Почтенный джентльмен удалился, наконец, важно шествуя по дорожке из гравия. Барбара закружилась по просторной комнате, что-то весело напевая, словно его уход принес ей некое облегчение. Возможно, это и в самом деле было так.

— Теперь, мама, ты можешь пить чай, когда захочешь, не дожидаясь семи часов, — сказала она.

— Да, милая. Барбара…

— Что, мама?

— Меня так расстроило это несчастье с Джойс. Я хотела бы, сегодня вечером прогуляться в Ист-Линн и справиться о ее здоровье, а если возможно, то и увидеться с ней. Это было бы воистину по-соседски.

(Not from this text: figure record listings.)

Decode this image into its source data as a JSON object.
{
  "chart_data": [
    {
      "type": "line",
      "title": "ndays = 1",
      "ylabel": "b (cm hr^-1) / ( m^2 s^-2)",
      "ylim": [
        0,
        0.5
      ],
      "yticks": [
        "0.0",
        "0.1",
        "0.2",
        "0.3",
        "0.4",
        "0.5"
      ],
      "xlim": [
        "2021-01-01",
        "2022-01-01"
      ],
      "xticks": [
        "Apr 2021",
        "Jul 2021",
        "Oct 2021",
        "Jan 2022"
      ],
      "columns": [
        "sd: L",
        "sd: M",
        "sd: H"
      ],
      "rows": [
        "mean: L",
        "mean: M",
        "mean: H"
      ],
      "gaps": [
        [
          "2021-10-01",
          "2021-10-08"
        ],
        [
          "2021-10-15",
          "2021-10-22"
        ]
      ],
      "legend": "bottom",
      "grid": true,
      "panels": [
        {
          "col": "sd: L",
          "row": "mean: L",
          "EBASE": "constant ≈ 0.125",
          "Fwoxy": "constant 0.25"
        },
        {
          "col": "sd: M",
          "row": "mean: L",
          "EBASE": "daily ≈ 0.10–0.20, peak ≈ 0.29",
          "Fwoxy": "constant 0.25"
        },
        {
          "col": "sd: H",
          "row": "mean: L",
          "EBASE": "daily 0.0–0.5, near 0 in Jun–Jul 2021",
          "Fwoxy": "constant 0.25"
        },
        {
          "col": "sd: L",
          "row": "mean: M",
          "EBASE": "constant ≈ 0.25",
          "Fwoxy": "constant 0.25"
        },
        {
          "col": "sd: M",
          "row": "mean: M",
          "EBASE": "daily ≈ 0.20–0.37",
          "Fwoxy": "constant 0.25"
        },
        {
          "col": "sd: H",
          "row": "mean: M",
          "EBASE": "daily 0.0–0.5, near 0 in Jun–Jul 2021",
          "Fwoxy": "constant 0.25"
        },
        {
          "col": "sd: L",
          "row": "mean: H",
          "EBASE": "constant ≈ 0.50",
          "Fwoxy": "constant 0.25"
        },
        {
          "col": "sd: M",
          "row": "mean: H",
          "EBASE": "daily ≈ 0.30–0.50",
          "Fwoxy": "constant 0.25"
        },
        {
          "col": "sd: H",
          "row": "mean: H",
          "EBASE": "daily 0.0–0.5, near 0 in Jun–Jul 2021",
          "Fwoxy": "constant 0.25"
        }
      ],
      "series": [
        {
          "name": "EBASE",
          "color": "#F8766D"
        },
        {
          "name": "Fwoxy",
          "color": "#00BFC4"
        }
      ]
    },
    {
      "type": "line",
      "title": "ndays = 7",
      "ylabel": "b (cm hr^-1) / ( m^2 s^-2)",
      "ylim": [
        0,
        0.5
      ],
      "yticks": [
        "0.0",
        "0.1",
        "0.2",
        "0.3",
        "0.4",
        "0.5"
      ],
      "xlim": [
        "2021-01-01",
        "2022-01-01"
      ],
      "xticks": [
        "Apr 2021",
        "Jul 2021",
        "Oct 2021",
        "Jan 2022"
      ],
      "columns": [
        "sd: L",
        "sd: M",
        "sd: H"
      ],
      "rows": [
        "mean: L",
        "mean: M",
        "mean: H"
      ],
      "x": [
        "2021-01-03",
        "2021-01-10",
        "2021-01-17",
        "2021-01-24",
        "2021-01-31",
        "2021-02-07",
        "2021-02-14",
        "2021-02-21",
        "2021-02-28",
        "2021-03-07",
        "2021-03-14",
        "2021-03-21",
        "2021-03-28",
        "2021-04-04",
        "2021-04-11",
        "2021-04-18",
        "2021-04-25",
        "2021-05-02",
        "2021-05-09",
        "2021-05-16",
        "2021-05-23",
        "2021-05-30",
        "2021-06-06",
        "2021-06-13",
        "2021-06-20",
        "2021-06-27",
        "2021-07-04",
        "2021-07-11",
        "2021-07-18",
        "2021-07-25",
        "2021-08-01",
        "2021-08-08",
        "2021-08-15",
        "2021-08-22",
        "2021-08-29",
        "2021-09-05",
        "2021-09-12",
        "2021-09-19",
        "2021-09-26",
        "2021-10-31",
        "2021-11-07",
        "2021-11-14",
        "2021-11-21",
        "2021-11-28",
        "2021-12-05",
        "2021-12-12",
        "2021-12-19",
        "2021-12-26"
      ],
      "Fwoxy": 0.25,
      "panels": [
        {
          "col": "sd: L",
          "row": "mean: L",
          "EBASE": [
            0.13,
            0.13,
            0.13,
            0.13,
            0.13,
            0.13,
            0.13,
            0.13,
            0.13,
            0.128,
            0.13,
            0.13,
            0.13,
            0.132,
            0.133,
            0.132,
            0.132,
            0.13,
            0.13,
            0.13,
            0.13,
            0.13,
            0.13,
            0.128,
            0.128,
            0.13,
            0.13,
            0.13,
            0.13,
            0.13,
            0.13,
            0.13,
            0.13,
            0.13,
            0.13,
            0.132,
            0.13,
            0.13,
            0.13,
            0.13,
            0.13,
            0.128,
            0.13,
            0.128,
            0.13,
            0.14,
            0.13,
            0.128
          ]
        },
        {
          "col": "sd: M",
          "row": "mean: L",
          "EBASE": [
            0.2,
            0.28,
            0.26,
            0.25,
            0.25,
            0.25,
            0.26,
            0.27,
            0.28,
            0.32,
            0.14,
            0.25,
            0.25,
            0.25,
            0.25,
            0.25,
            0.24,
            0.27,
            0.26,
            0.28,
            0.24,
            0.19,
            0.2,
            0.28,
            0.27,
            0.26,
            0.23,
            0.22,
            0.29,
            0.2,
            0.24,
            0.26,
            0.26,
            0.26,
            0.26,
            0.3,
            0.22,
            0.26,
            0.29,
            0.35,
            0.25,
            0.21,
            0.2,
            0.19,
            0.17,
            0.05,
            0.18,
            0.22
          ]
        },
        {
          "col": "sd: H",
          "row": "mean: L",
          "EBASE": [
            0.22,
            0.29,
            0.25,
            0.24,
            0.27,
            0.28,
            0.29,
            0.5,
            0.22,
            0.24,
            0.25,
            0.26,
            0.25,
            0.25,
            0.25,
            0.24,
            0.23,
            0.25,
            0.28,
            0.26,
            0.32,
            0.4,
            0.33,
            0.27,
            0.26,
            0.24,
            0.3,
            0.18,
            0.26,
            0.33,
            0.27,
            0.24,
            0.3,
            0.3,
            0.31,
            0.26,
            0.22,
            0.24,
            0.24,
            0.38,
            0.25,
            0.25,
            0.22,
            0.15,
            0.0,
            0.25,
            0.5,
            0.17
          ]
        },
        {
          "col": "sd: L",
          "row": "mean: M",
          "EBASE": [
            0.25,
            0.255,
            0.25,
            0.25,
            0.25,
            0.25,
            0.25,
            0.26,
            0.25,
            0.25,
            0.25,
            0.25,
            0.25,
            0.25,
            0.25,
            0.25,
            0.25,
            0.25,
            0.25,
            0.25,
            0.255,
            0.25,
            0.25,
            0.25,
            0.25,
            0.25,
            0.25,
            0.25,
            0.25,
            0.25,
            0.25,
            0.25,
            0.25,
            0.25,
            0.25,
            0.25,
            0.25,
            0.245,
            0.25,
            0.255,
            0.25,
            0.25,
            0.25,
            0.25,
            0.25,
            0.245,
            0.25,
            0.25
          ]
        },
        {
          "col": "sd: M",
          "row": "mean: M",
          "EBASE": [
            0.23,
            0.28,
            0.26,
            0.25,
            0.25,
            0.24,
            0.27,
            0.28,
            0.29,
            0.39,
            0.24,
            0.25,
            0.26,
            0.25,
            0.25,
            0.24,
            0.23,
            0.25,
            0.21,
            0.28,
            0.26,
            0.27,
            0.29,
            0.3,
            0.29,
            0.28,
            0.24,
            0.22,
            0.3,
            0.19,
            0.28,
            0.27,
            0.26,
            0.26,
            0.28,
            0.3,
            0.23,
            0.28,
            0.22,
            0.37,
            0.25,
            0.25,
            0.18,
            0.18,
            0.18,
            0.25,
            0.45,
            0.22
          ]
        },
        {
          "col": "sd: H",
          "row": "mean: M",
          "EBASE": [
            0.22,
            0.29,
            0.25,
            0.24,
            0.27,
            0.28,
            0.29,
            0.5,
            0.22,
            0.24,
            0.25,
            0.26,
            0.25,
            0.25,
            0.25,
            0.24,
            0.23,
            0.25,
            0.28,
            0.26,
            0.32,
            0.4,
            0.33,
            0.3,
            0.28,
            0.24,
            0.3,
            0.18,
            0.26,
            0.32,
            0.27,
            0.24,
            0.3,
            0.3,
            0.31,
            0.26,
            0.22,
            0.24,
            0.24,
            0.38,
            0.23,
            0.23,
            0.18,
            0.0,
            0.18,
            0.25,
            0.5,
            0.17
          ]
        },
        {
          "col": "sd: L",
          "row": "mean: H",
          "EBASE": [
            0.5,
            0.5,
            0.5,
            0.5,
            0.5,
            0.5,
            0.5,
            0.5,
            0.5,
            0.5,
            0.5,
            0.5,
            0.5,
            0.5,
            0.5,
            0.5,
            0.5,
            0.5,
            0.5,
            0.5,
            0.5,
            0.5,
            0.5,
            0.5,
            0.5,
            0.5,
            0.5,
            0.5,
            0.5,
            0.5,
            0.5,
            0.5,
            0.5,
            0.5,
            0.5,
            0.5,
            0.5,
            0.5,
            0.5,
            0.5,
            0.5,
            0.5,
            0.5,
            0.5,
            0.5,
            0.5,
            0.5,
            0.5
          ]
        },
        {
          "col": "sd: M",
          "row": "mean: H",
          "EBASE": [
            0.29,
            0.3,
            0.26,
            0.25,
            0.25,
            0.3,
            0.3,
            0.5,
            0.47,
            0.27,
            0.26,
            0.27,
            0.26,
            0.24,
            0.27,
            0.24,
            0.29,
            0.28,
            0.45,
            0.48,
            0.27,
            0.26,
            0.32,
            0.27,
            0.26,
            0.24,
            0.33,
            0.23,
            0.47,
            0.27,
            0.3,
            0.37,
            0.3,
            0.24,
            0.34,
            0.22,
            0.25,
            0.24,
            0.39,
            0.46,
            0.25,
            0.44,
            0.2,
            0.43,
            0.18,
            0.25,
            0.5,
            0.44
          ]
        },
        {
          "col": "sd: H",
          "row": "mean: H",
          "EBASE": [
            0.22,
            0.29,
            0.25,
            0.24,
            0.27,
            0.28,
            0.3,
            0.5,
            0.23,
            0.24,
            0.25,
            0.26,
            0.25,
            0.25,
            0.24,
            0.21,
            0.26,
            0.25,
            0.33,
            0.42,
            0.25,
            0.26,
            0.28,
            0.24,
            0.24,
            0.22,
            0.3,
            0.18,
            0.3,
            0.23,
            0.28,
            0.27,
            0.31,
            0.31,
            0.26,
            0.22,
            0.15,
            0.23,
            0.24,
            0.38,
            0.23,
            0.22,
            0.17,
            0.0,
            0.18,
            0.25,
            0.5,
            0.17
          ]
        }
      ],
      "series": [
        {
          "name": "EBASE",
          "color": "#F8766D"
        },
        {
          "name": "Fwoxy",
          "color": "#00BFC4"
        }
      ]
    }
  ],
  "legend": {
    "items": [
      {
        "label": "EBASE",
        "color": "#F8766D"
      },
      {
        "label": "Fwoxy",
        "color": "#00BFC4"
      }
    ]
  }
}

Сердце Барбары учащенно забилось. Любовь ее была истинной и непреходящей, невзирая на время и происшедшие перемены. Необходимость целиком похоронить это чувство в себе лишь добавила ему силы и глубины. Ну кто бы мог заподозрить, видя, как спокойна, а порою даже весела Барбара, что сердце ее по-прежнему полно одним человеком, которому, казалось бы, там не может быть места. Известие о том, что она может скоро увидеться с ним, заставило ее затрепетать каждой жилкой.

— Ты говоришь, прогуляться, мама? Не будет ли это слишком тяжело для тебя?

— Я чувствую в себе достаточно сил. С тех пор, как я приучила себя побольше гулять, мне это дается легче, а сегодня мы, к тому же, еще никуда не выходили. В котором часу мы отправимся, Барбара?